Predisposing factors (eg edema, obesity, eczema, venous insufficiency, and toe web abnormalities) should be identified and removed if possible. Prophylaxis may be helpful in reducing recurrent skin infections in patients with at least 2 separate episodes in the past 12 months. Consider previous microbiological test results and antibiotic history when choosing an antibiotic agent.

For Staphylococcal infection, oral Cefadroxil, Cefalexin, Clindamycin, or Co-trimoxazole may be used. A 5- to 10-day, twice-daily decolonization regimen with intranasal Mupirocin and a 5- to 14-day topical decolonization with skin antiseptics (eg Chlorhexidine washes, bleach baths) should be considered in patients with recurrent skin and soft tissue infection or with ongoing household transmission despite optimized wound care and good hygiene practices.
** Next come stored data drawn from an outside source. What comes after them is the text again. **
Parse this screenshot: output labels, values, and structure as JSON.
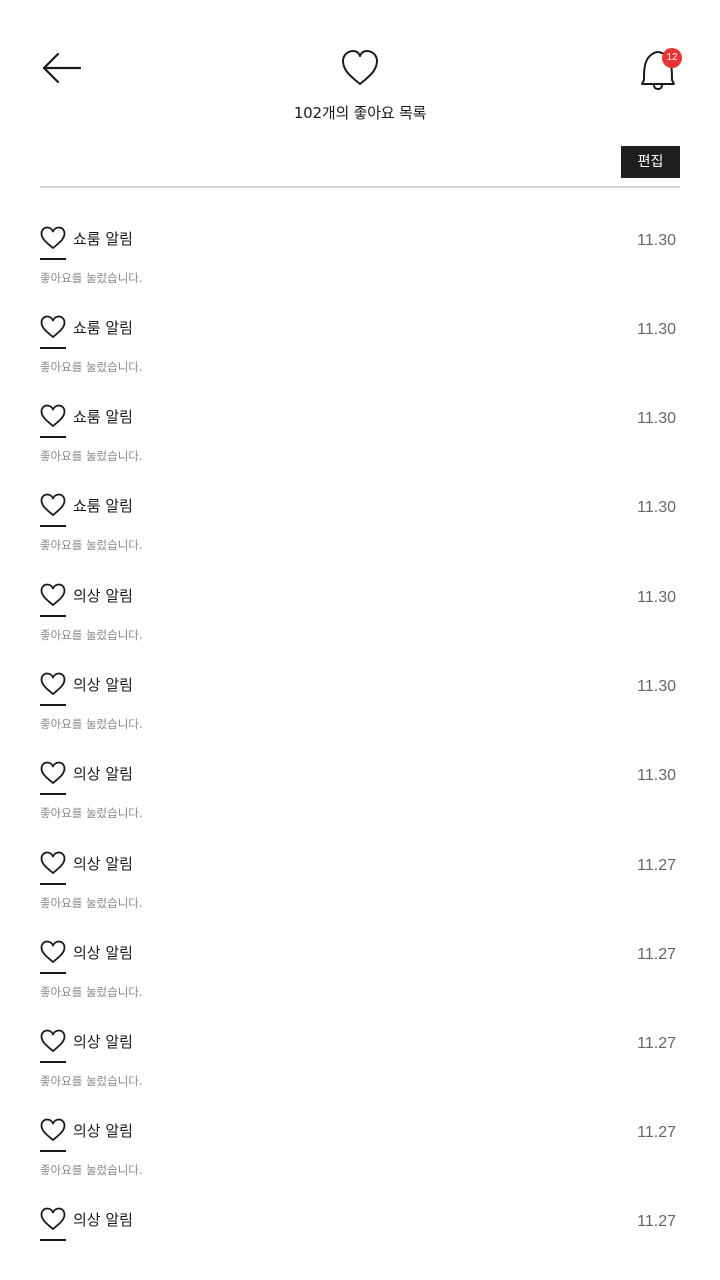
{
  "header": {
    "back_icon": "arrow-left-icon",
    "heart_icon": "heart-outline-icon",
    "bell_icon": "bell-icon",
    "notification_count": "12",
    "title": "102개의 좋아요 목록",
    "edit_label": "편집"
  },
  "colors": {
    "badge": "#ee3333",
    "edit_button_bg": "#1e1e1e",
    "divider": "#d2d2d2",
    "date_text": "#666666",
    "desc_text": "#888888"
  },
  "items": [
    {
      "label": "쇼룸 알림",
      "description": "좋아요를 눌렀습니다.",
      "date": "11.30"
    },
    {
      "label": "쇼룸 알림",
      "description": "좋아요를 눌렀습니다.",
      "date": "11.30"
    },
    {
      "label": "쇼룸 알림",
      "description": "좋아요를 눌렀습니다.",
      "date": "11.30"
    },
    {
      "label": "쇼룸 알림",
      "description": "좋아요를 눌렀습니다.",
      "date": "11.30"
    },
    {
      "label": "의상 알림",
      "description": "좋아요를 눌렀습니다.",
      "date": "11.30"
    },
    {
      "label": "의상 알림",
      "description": "좋아요를 눌렀습니다.",
      "date": "11.30"
    },
    {
      "label": "의상 알림",
      "description": "좋아요를 눌렀습니다.",
      "date": "11.30"
    },
    {
      "label": "의상 알림",
      "description": "좋아요를 눌렀습니다.",
      "date": "11.27"
    },
    {
      "label": "의상 알림",
      "description": "좋아요를 눌렀습니다.",
      "date": "11.27"
    },
    {
      "label": "의상 알림",
      "description": "좋아요를 눌렀습니다.",
      "date": "11.27"
    },
    {
      "label": "의상 알림",
      "description": "좋아요를 눌렀습니다.",
      "date": "11.27"
    },
    {
      "label": "의상 알림",
      "description": "",
      "date": "11.27"
    }
  ]
}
For beta-hemolytic streptococcal infection, one may use Penicillin or Erythromycin for 4-52 weeks or Benzathine penicillin IM injections every 2-4 weeks. Treatment may be continued for several months with interval relapse assessment.

Daily decontamination of personal items (eg towels, sheets, clothes) may help reduce the incidence of recurrent S aureus infection. Compression therapy is recommended to prevent recurrent cellulitis in patients with chronic lower extremity venous insufficiency.